Yes...I would wish there there would be or could have been a better way to do this...And, re-examining what you say: But perhaps we should think about smaller, more achievable way to reduce, or inhibit the amount and range of all of this surveillance. Concentrate on one thing at a time is my only advice.

It's gotten so HUGE the MIC that this latest revelation might just be the catalyst to think that rather than "BIGGER IS BETTER"...that "TARGETED AND LEAN but EFFICIENT" might be something NEW to try? BUT...that will not be possible for a very long time and without much sustained push back from the Public.. WE NEED TO DO IT...Though.

And Much Thanks for your replies leading to this discussion.





TreasonousBastard

(43,049 posts)
4. True dat.
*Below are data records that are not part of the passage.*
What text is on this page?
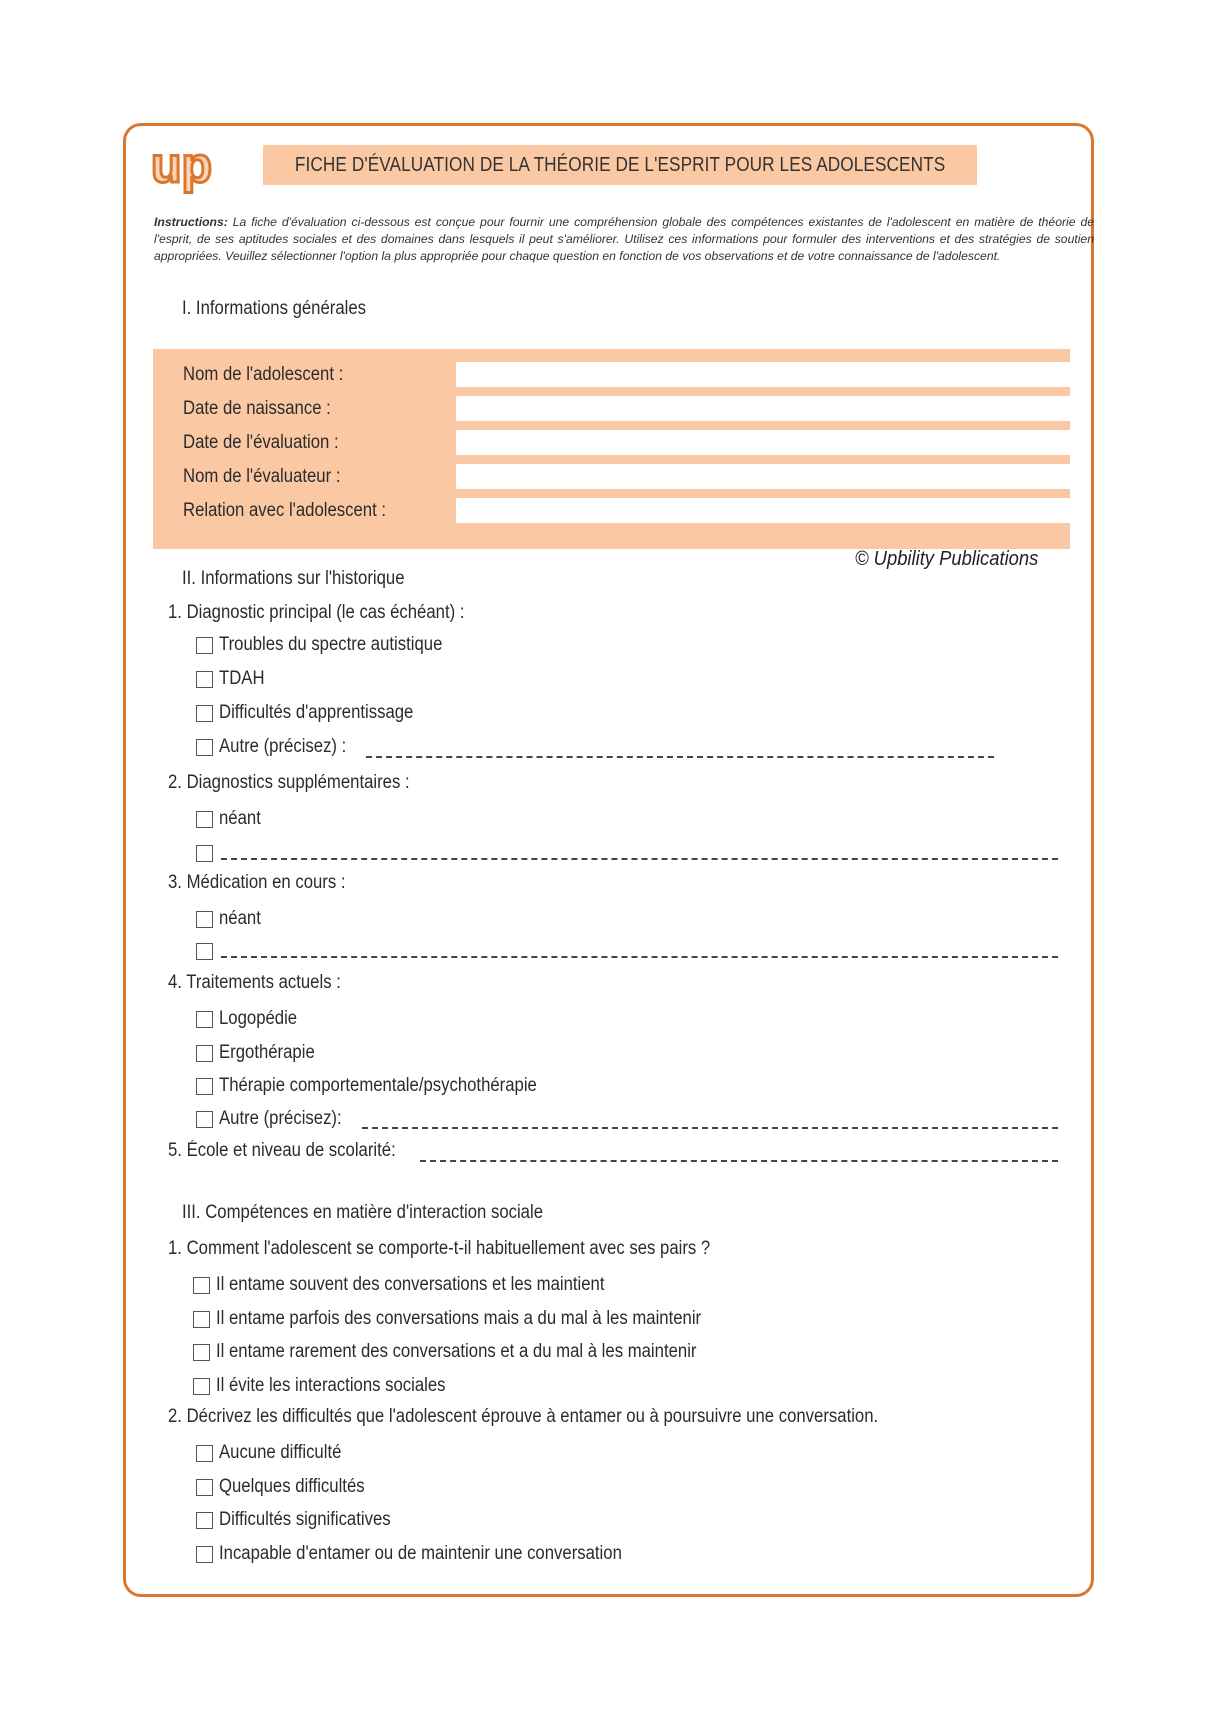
up	FICHE D'ÉVALUATION DE LA THÉORIE DE L'ESPRIT POUR LES ADOLESCENTS
Instructions: La fiche d'évaluation ci-dessous est conçue pour fournir une compréhension globale des compétences existantes de l'adolescent en matière de théorie de l'esprit, de ses aptitudes sociales et des domaines dans lesquels il peut s'améliorer. Utilisez ces informations pour formuler des interventions et des stratégies de soutien appropriées. Veuillez sélectionner l'option la plus appropriée pour chaque question en fonction de vos observations et de votre connaissance de l'adolescent.
I. Informations générales
Nom de l'adolescent :
Date de naissance :
Date de l'évaluation :
Nom de l'évaluateur :
Relation avec l'adolescent :
© Upbility Publications
II. Informations sur l'historique
1. Diagnostic principal (le cas échéant) :
Troubles du spectre autistique
TDAH
Difficultés d'apprentissage
Autre (précisez) :
2. Diagnostics supplémentaires :
néant
3. Médication en cours :
néant
4. Traitements actuels :
Logopédie
Ergothérapie
Thérapie comportementale/psychothérapie
Autre (précisez):
5. École et niveau de scolarité:
III. Compétences en matière d'interaction sociale
1. Comment l'adolescent se comporte-t-il habituellement avec ses pairs ?
Il entame souvent des conversations et les maintient
Il entame parfois des conversations mais a du mal à les maintenir
Il entame rarement des conversations et a du mal à les maintenir
Il évite les interactions sociales
2. Décrivez les difficultés que l'adolescent éprouve à entamer ou à poursuivre une conversation.
Aucune difficulté
Quelques difficultés
Difficultés significatives
Incapable d'entamer ou de maintenir une conversation
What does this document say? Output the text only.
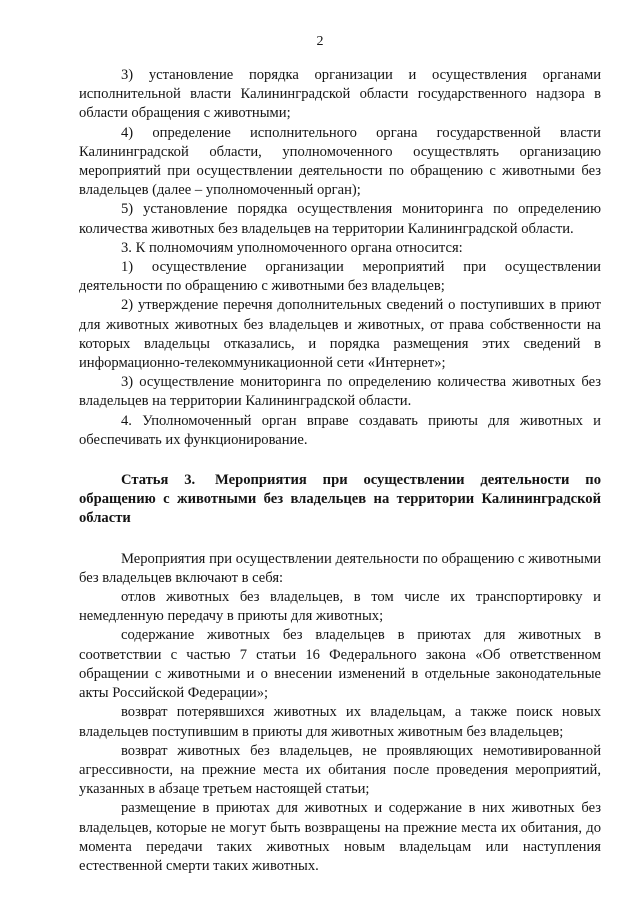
2

3) установление порядка организации и осуществления органами исполнительной власти Калининградской области государственного надзора в области обращения с животными;

4) определение исполнительного органа государственной власти Калининградской области, уполномоченного осуществлять организацию мероприятий при осуществлении деятельности по обращению с животными без владельцев (далее – уполномоченный орган);

5) установление порядка осуществления мониторинга по определению количества животных без владельцев на территории Калининградской области.

3. К полномочиям уполномоченного органа относится:

1) осуществление организации мероприятий при осуществлении деятельности по обращению с животными без владельцев;

2) утверждение перечня дополнительных сведений о поступивших в приют для животных животных без владельцев и животных, от права собственности на которых владельцы отказались, и порядка размещения этих сведений в информационно-телекоммуникационной сети «Интернет»;

3) осуществление мониторинга по определению количества животных без владельцев на территории Калининградской области.

4. Уполномоченный орган вправе создавать приюты для животных и обеспечивать их функционирование.

Статья 3. Мероприятия при осуществлении деятельности по обращению с животными без владельцев на территории Калининградской области

Мероприятия при осуществлении деятельности по обращению с животными без владельцев включают в себя:

отлов животных без владельцев, в том числе их транспортировку и немедленную передачу в приюты для животных;

содержание животных без владельцев в приютах для животных в соответствии с частью 7 статьи 16 Федерального закона «Об ответственном обращении с животными и о внесении изменений в отдельные законодательные акты Российской Федерации»;

возврат потерявшихся животных их владельцам, а также поиск новых владельцев поступившим в приюты для животных животным без владельцев;

возврат животных без владельцев, не проявляющих немотивированной агрессивности, на прежние места их обитания после проведения мероприятий, указанных в абзаце третьем настоящей статьи;

размещение в приютах для животных и содержание в них животных без владельцев, которые не могут быть возвращены на прежние места их обитания, до момента передачи таких животных новым владельцам или наступления естественной смерти таких животных.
People are going to do the possible...
Fri Jun 7, 2013, 02:01 PM
Jun 2013

and then make the impossible possible. That is our nature. The technology is there for spying, and it would take the forces of the heavens to stop everyone from using it for some reason or other.

Laws and rules are not there to so much to make us do what we don't want to, but to stop us from doing what we want.

If your job is to cure cancer, you will do whatever you can and there are rules to enforce ethical behavior inb things like testing. When you run into those rules, your first instinct may be to cry foul and protest the lives the will be lost.

If your job is to stop crime, you will run into more rules enforcing ethics, but you will feel you are being forced to condone crime.

That's just the way we are, and if Hannah Arendt had done nothing but give us the phrase "banality of evil" she should still be idolized for that alone.